Recycling: Arlington takes only plastic numbers 1 and 2, but their paper program is great - all junk mail, boxes, post in notes! post it notes!! but, i hear in DC you can put plastic grocery bags in your bin, here i have to schlep them to the store. why so close so different?
Mike McClintock: Seems to be local controls only, maybe because it would be alarming (at least in some areas) to suddenly go to 3+ bins, specially if you're in the middle of nowhere and make a sat routine of going to the dump.
I love your chat. Thanks for taking my question. I live in a split-foyer and was wondering how feasible it is to remodel it into a colonial or add a third level. It was built in 1973. I would like to have the bedrooms on a separate level. I detest the usual addition on the back of the house.

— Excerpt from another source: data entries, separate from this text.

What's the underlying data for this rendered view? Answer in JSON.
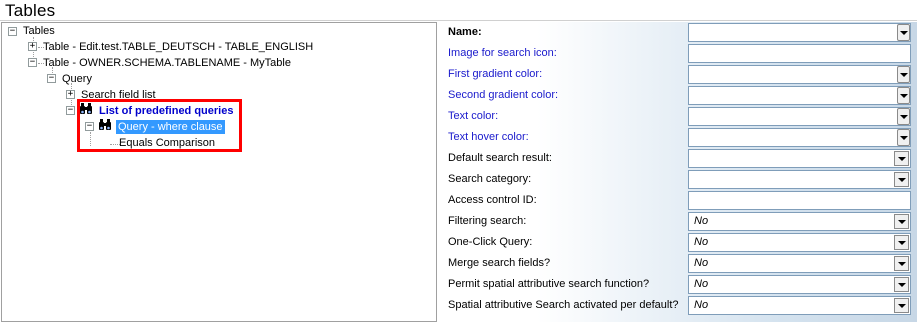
{
  "window": {
    "title": "Tables"
  },
  "tree": {
    "root": "Tables",
    "items": [
      {
        "label": "Table - Edit.test.TABLE_DEUTSCH - TABLE_ENGLISH"
      },
      {
        "label": "Table - OWNER.SCHEMA.TABLENAME - MyTable"
      },
      {
        "label": "Query"
      },
      {
        "label": "Search field list"
      },
      {
        "label": "List of predefined queries"
      },
      {
        "label": "Query - where clause"
      },
      {
        "label": "Equals Comparison"
      }
    ]
  },
  "properties": [
    {
      "label": "Name:",
      "value": "",
      "dropdown": true
    },
    {
      "label": "Image for search icon:",
      "value": "",
      "dropdown": false
    },
    {
      "label": "First gradient color:",
      "value": "",
      "dropdown": true
    },
    {
      "label": "Second gradient color:",
      "value": "",
      "dropdown": true
    },
    {
      "label": "Text color:",
      "value": "",
      "dropdown": true
    },
    {
      "label": "Text hover color:",
      "value": "",
      "dropdown": true
    },
    {
      "label": "Default search result:",
      "value": "",
      "dropdown": true
    },
    {
      "label": "Search category:",
      "value": "",
      "dropdown": true
    },
    {
      "label": "Access control ID:",
      "value": "",
      "dropdown": false
    },
    {
      "label": "Filtering search:",
      "value": "No",
      "dropdown": true
    },
    {
      "label": "One-Click Query:",
      "value": "No",
      "dropdown": true
    },
    {
      "label": "Merge search fields?",
      "value": "No",
      "dropdown": true
    },
    {
      "label": "Permit spatial attributive search function?",
      "value": "No",
      "dropdown": true
    },
    {
      "label": "Spatial attributive Search activated per default?",
      "value": "No",
      "dropdown": true
    }
  ],
  "colors": {
    "selection": "#3399ff",
    "highlight": "#ff0000",
    "blue_label": "#1a1acc"
  }
}
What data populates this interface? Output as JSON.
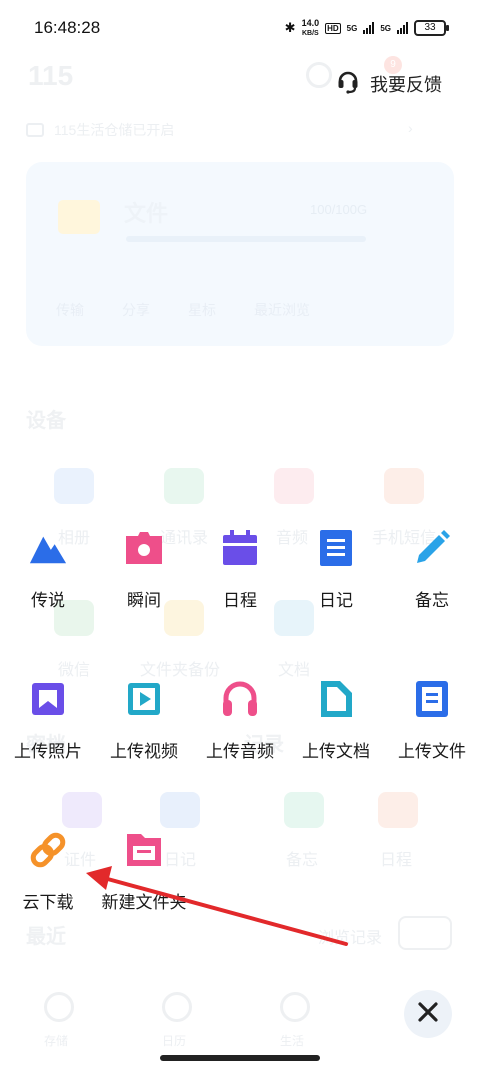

Mike McClintock: Certainly possible, but depends on the load you're adding vs. the capacity of the footings- something you need an architect or engineer to decipher. Have mentioned before an addition i work on where "very footings" on the plans meant we had to dig a big trench to see what was there- and then righ a way to reinforce the pour; in that case the addition was a library- one room but all walls flooor to ceiling books.
When windows are removed that are enclosed with a brick facade (replacement windows not an option), is it very hard to get the brick to match and the mortar to blend in correctly?
Mike McClintock: Sure- and make sure also yyou're not, first, decreasing the value, second, violating a code about second means of egrees or ventilation. You can fgenerally match mortar color, but old brick is tough to get on the nose.
I have corian countertops and an area has become discolored because a hot pot was laid on top of a wet dish rag which caused it to steam up. How can I remove or blend in this "blanched" area?
Mike McClintock: Try their website for repair, which are very possible, though generally recommened for one of the installers to do.
I am in the midst of a kitchen renovation in my small townhouse. I started pulling up the vinyl/laminate (roll out type) flooring and there seems to be some sort of cushioned material (grey) applied over the concrete slab subfloor. It just doesn't seem to be as hard as concrete. I want to use 4X4 ceramic tiles on the floor and am wondering whether I can tile over this stuff.
Mike McClintock: If it's at all soft, pull it up. Ceramic tile needs a rock solid foundation, or the grout will crack, if not the tiles.
Mike McClintock: So- no yeas or nays about my tune complaint? maybe next time. Meanwhile, here are the answers to the posting:
HOME SENSE - RECYCLING - ANSWERS
1. What is the overall recycling rate in he U.S? That means MSW (municipal solid waste), including paper, yard trimmings, cans, bottles, garbage and such? (It's not at all uniform one state or even county to the next.)
Statistics according to currently posted EPA reports.
2. Just for some perspective, which country's consumers recycle more?
- U.S. out-recycles the U.K.
The rate is about 15% in the U.K (the government's goal is 25% by 2005) compared to about 28% here.
3. In the last 15 years the U.S recycling rate has changed by about what rate?
- increased by 100%
This translates to about 75 million tons of MSW material a year that does not end up in landfills or incinerators.
4. What percent of aluminum beer and soda cans are recycled?
It's one of the most successful recycling programs, as well as 42% of paper and 40% of plastic soda bottles compared to the 28% overall recycling rate.